Posted by: ten left thumbs

Re: Even stupider question - 12/30/12 06:35 AM

Originally Posted By: Morodiene


They only know what it means if they are familiar with the system they are referring to. If someone comes online and says "I play at a grade 2 or level 2" I have no idea what this means. I need them to tell me what they're working on specifically so I have an idea of what they're doing. So, I'm telling you, it means nothing without that context.


Got it, thanks.
Posted by: ten left thumbs

Re: Even stupider question - 12/30/12 06:39 AM

Originally Posted By: PianoStudent88

I see an interesting challenge: to examine the pieces assigned at various levels in all these systems and come up with a correlation. It won't be perfect, because some systems might rank the relative difficulty of some pieces differently.

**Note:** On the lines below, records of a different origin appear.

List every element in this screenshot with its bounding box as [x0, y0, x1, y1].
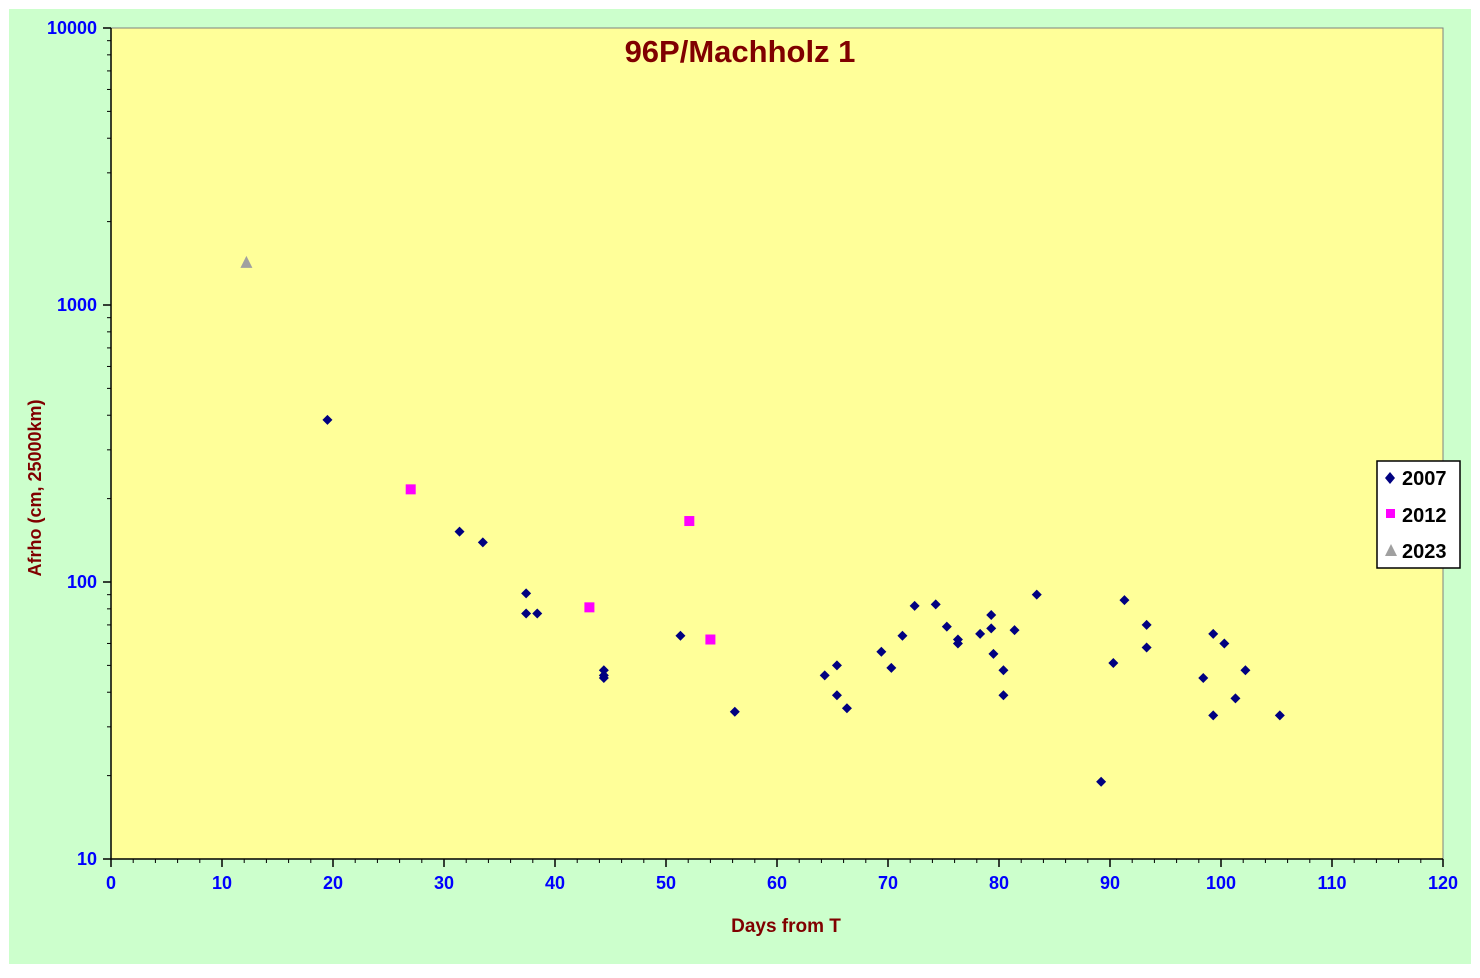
x-tick-label: 90	[1100, 873, 1120, 893]
data-point-2007	[998, 665, 1009, 676]
x-axis-label: Days from T	[731, 916, 841, 937]
data-point-2007	[841, 703, 852, 714]
data-point-2007	[1198, 673, 1209, 684]
y-tick-label: 10	[77, 849, 97, 869]
data-point-2007	[1119, 595, 1130, 606]
data-point-2007	[729, 706, 740, 717]
x-tick-label: 60	[767, 873, 787, 893]
legend-label-2023: 2023	[1402, 541, 1447, 563]
data-point-2007	[454, 526, 465, 537]
y-tick-label: 10000	[47, 18, 97, 38]
data-point-2007	[986, 623, 997, 634]
data-point-2007	[1240, 665, 1251, 676]
data-point-2007	[1141, 619, 1152, 630]
data-point-2007	[998, 690, 1009, 701]
y-axis-label: Afrho (cm, 25000km)	[25, 399, 45, 576]
legend-marker-2007	[1385, 472, 1395, 484]
y-tick-label: 1000	[57, 295, 97, 315]
plot-area	[110, 27, 1444, 860]
legend-label-2007: 2007	[1402, 468, 1447, 490]
legend-marker-2023	[1385, 544, 1397, 556]
data-point-2007	[1219, 638, 1230, 649]
x-tick-label: 100	[1206, 873, 1236, 893]
x-tick-label: 120	[1428, 873, 1458, 893]
data-points	[240, 255, 1285, 787]
data-point-2007	[986, 610, 997, 621]
data-point-2007	[598, 665, 609, 676]
data-point-2007	[1031, 589, 1042, 600]
data-point-2007	[521, 608, 532, 619]
data-point-2007	[897, 630, 908, 641]
data-point-2023	[240, 255, 253, 268]
legend-marker-2012	[1386, 509, 1395, 518]
data-point-2007	[598, 673, 609, 684]
data-point-2007	[477, 537, 488, 548]
data-point-2012	[584, 602, 595, 613]
data-point-2007	[1208, 628, 1219, 639]
x-tick-label: 30	[434, 873, 454, 893]
data-point-2007	[1009, 625, 1020, 636]
y-tick-label: 100	[67, 572, 97, 592]
data-point-2012	[405, 484, 416, 495]
data-point-2007	[831, 660, 842, 671]
data-point-2007	[831, 690, 842, 701]
data-point-2007	[1141, 642, 1152, 653]
data-point-2012	[684, 516, 695, 527]
data-point-2007	[930, 599, 941, 610]
x-tick-label: 80	[989, 873, 1009, 893]
data-point-2007	[909, 600, 920, 611]
data-point-2007	[1096, 776, 1107, 787]
data-point-2007	[1108, 658, 1119, 669]
x-tick-label: 20	[323, 873, 343, 893]
x-tick-label: 40	[545, 873, 565, 893]
x-tick-label: 110	[1317, 873, 1346, 893]
x-tick-label: 50	[656, 873, 676, 893]
x-tick-label: 0	[106, 873, 116, 893]
x-tick-label: 10	[212, 873, 232, 893]
data-point-2007	[532, 608, 543, 619]
data-point-2007	[975, 628, 986, 639]
data-point-2007	[941, 621, 952, 632]
data-point-2007	[876, 646, 887, 657]
x-axis: 0 10 20 30 40 50 60 70 80 90 100 110 120	[106, 858, 1458, 893]
data-point-2007	[521, 588, 532, 599]
data-point-2007	[886, 662, 897, 673]
data-point-2007	[1274, 710, 1285, 721]
legend-label-2012: 2012	[1402, 505, 1447, 527]
data-point-2007	[988, 648, 999, 659]
data-point-2012	[705, 634, 716, 645]
data-point-2007	[675, 630, 686, 641]
data-point-2007	[322, 414, 333, 425]
x-tick-label: 70	[878, 873, 898, 893]
data-point-2007	[819, 670, 830, 681]
y-axis: 10 100 1000 10000	[47, 18, 112, 869]
data-point-2007	[952, 638, 963, 649]
chart-title: 96P/Machholz 1	[625, 34, 856, 69]
legend: 2007 2012 2023	[1376, 460, 1461, 569]
data-point-2007	[1208, 710, 1219, 721]
data-point-2007	[1230, 693, 1241, 704]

OK, I will do this and see what comes up. I can accept imperfection. smile

To address AZN's point, yes there will be some subjectivity in assigning levels to pieces, especially at the higher levels. I am more interested in the lower levels, and I'm really just trying to get a feel for how to understand all sorts of US-Canadian materials I end up using.
Posted by: musicpassion

Re: Even stupider question - 01/01/13 06:32 AM

Quote:
I'm not sure I can accept there is *no* correlation between these. Often a teacher here will post 'I have a student at level two and...' and other teachers at least give the impression of knowing what that means.

Well, then what does it mean?


As someone else already said it doesn't communicate specific information unless you also include what system is being used.

But it can give general information. You can understand that someone working on level one is still early on in the process, and someone at level 9 should have some significant skills.